In discussione, e sul tappeto, non c’e’ questa alternativa, come pure l’insieme dell’armamentario massmediatico tende a far credere. Alexis Tsipras ha vinto sei mesi fa le elezioni sulla base di un programma europeista, favorevole al mantenimento e al rafforzamento della moneta unica, con l’impegno preso col popolo greco di condividere con esso il senso di futuro, cioe’ di deciderlo insieme, democraticamente. Finche’ non si torna, e non si lavora, a questa idea di Europa non ci potra’ essere ne’ uscita dalla crisi ne’ un futuro vero del Continente. Finche’ i debiti delle banche, templi sacrali della modernita’ turbo capitalista, prenderanno il posto nell’agenda dei governi degli investimenti, dell’occupazione, di un nuovo modello di produzione e di consumo, cioe’ dell’economia reale che riguarda le persone, l’Europa non uscira’ dalla palude e il declino risultera’ la sua unica triste prospettiva.

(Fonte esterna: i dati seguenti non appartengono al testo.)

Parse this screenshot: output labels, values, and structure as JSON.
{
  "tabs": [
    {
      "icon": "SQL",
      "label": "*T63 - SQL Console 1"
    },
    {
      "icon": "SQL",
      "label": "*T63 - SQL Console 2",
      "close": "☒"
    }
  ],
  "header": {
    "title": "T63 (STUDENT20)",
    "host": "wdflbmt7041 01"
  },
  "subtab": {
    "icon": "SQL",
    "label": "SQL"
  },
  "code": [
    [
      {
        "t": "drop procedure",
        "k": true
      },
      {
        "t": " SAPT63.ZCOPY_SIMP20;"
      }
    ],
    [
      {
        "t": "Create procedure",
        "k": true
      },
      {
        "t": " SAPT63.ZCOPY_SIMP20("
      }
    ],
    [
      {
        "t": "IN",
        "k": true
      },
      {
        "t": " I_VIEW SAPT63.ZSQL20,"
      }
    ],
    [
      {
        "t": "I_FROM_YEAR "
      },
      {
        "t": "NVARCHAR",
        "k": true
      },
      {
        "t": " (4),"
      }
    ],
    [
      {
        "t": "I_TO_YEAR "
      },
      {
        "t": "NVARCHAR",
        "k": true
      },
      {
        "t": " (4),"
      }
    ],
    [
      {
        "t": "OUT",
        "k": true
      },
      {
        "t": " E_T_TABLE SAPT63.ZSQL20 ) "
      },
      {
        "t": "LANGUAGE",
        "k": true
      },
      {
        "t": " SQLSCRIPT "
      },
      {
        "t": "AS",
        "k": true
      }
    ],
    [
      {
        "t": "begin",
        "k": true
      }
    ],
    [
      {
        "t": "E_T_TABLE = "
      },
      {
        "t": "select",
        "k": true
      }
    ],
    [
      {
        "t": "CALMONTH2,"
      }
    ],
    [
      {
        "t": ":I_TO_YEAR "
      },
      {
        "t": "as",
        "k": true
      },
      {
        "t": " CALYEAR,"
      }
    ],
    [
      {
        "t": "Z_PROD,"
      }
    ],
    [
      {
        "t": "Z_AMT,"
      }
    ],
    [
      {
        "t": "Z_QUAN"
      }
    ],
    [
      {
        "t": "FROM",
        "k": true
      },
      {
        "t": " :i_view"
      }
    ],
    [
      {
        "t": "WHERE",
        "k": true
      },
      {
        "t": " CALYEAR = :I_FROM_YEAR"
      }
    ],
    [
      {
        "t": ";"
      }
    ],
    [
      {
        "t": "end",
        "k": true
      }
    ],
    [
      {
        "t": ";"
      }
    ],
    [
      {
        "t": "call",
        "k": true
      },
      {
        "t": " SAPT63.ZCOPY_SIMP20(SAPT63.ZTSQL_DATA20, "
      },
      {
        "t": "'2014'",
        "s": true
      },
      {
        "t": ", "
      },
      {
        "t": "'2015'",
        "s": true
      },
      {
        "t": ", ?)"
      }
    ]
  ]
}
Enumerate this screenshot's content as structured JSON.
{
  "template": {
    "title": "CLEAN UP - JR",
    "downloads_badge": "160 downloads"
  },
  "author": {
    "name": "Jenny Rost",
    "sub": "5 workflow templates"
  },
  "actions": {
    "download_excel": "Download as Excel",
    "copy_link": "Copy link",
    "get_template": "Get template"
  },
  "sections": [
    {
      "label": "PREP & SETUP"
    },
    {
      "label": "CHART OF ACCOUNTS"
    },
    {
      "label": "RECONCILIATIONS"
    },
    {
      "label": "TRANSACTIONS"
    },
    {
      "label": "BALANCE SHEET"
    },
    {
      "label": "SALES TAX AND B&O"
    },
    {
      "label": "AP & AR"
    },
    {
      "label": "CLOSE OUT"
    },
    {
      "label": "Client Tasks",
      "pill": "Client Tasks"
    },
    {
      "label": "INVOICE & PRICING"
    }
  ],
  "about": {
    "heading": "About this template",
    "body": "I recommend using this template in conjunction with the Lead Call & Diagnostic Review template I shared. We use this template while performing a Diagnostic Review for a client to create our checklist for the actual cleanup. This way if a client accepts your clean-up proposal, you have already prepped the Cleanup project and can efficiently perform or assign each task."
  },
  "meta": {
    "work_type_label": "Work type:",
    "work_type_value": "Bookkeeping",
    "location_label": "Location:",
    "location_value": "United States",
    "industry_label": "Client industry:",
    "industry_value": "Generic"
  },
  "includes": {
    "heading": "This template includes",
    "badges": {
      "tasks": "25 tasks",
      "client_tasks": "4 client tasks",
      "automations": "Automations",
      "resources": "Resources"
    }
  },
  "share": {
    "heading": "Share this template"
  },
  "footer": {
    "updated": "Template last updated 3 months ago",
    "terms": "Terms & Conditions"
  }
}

Rifiutandosi di aprire il capitolo della ristrutturazione del debito e proponendo, meglio imponendo, un piano che produrra’ altra pesante recessione, la Germania e gli altri paesi che l’assecondano, primi tra i quali l’Italia di Renzi e la Francia di Hollande (“mezze figure dispensatori di generici buoni sentimenti”, per usare l’espressione di Fitoussi), pone a rischio quel che ancora resta dell’integrita’ europea, e con essa – proprio loro e non il governo greco – il destino dell’euro. A tutto questo si deve dire no, e per questo bisogna essere li’, come noi saremo.  Al fianco di un popolo stremato, tradito, impaurito. Per costruire insieme il senso di una solidarieta’, di una fratellanza, di una comunita’ di destino. Perche’ e’ impastando insieme questi ingredienti che si costruisce, nell’esercizio della sovranita’ democratica, l’Europa dei popoli.